Reprogramming of Central Carbon Metabolism in Tumor Cells: A Focus on Glycolytic Flux and the Warburg Phenotype

Background: One of the defining hallmarks of cancer is the reprogramming of cellular metabolism to support rapid proliferation, survival in hostile microenvironments, and resistance to therapy. Among these metabolic adaptations, the enhancement of glycolytic flux—even in the presence of oxygen, known as the Warburg effect—has emerged as a central feature of tumor cell bioenergetics. This shift reflects a complex reorganization of central carbon metabolism, enabling cancer cells to meet increased demands for biosynthetic precursors, reducing power, and ATP. Methods and Results: This review provides an integrative analysis of glycolytic reprogramming in tumor cells, highlighting key enzymatic nodes, regulatory mechanisms, and oncogenic signaling pathways that drive the Warburg phenotype. Upregulation of rate-limiting enzymes such as hexokinase 2, phosphofructokinase-1, and pyruvate kinase M2 is accompanied by altered expression and activity of lactate dehydrogenase A and glucose transporters (GLUT1, GLUT3), sustaining high glycolytic throughput.
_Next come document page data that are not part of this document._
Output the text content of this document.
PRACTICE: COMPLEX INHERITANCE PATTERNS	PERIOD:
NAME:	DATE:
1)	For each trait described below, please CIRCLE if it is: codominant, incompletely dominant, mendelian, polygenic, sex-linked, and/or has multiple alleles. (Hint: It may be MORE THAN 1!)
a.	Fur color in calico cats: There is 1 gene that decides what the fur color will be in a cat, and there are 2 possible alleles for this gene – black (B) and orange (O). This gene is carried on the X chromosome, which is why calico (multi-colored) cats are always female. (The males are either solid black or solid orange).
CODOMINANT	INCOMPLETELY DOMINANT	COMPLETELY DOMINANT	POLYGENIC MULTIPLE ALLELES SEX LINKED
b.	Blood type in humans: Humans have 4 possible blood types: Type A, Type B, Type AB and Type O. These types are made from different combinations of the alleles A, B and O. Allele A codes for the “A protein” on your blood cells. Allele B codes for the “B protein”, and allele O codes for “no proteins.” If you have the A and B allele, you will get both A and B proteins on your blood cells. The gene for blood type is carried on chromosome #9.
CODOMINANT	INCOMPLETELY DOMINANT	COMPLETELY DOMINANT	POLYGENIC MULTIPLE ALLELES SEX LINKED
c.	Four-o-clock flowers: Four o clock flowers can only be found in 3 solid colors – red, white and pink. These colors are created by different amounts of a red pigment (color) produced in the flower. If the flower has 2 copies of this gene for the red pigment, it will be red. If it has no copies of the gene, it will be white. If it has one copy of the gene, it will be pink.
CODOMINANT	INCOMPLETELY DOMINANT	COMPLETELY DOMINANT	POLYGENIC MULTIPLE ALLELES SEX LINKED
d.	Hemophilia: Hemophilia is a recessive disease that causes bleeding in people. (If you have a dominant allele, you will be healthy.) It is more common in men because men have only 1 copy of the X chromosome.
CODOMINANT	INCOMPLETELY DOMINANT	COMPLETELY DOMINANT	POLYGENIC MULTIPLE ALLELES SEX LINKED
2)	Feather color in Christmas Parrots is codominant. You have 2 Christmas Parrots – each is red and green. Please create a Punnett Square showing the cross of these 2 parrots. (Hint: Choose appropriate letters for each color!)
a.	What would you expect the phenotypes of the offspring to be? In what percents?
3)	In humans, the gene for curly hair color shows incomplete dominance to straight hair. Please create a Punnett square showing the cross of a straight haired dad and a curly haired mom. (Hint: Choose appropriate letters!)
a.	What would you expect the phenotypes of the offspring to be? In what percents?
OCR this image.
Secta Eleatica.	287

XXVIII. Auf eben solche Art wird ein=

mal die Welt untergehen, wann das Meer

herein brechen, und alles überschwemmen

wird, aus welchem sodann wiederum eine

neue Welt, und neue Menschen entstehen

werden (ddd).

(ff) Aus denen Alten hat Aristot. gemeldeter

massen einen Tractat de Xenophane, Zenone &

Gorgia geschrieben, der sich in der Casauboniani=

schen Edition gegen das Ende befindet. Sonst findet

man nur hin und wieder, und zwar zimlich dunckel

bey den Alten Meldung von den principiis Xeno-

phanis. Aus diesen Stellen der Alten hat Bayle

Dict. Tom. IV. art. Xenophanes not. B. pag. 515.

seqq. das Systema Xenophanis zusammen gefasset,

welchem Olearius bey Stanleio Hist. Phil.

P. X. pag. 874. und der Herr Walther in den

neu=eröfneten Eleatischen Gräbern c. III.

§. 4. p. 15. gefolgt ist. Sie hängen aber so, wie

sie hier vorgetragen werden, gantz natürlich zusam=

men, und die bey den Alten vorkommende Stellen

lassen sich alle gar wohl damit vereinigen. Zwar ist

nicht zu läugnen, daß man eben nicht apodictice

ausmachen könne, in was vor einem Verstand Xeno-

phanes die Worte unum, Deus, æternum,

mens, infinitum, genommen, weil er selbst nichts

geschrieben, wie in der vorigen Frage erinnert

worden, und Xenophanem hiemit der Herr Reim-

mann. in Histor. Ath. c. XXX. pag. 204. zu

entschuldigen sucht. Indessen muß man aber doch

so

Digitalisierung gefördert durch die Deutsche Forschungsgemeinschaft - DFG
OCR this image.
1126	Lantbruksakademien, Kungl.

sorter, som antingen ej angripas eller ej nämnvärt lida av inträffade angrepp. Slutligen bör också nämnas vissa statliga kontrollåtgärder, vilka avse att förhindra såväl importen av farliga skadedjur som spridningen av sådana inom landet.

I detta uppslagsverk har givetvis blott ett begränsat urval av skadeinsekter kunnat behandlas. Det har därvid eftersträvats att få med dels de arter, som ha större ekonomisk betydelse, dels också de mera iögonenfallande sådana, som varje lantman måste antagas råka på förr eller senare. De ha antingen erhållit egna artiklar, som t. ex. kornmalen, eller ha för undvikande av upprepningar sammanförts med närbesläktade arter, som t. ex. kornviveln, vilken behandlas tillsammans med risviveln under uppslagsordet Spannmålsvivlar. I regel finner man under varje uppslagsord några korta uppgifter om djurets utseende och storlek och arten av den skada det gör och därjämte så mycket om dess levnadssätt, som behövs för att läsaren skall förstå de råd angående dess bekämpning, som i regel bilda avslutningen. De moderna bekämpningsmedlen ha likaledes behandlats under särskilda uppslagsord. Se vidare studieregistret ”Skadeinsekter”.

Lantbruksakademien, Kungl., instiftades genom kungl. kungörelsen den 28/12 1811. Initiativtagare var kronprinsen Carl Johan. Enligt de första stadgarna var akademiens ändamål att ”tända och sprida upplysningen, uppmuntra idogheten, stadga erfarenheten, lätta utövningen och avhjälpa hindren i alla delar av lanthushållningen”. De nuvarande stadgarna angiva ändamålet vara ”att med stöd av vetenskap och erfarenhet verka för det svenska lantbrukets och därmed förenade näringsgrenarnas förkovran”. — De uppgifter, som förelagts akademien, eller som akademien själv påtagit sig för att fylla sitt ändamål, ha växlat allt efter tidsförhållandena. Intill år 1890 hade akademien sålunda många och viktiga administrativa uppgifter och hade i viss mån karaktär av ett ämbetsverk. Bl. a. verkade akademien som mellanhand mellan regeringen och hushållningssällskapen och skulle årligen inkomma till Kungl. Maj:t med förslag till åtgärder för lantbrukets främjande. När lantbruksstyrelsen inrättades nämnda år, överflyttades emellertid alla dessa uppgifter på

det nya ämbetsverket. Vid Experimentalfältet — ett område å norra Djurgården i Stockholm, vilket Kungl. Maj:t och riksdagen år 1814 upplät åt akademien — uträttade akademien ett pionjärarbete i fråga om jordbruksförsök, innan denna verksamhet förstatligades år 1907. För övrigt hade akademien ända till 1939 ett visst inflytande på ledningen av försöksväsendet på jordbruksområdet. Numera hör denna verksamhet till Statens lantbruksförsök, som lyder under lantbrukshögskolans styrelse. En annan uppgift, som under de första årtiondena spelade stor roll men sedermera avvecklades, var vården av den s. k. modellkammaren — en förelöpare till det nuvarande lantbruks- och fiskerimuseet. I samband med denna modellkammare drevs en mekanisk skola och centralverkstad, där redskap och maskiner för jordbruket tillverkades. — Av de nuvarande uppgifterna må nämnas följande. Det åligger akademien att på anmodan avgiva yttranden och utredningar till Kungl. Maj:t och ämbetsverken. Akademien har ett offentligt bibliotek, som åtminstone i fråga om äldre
Additionally, tumor microenvironmental factors such as hypoxia, acidosis, and nutrient limitation further amplify glycolytic dependency and lactate export, contributing to immune evasion and metastasis. Therapeutic strategies targeting glycolytic enzymes, lactate transporters, and metabolic signaling regulators are under active investigation, with several agents in preclinical and early clinical development. Conclusion: The reprogramming of central carbon metabolism, particularly the persistent elevation of glycolytic flux despite oxygen availability, represents a fundamental adaptation in cancer biology. Deciphering the molecular drivers and functional consequences of the Warburg effect holds significant promise for the development of metabolism-targeted therapies that selectively disrupt tumor growth while sparing normal cells.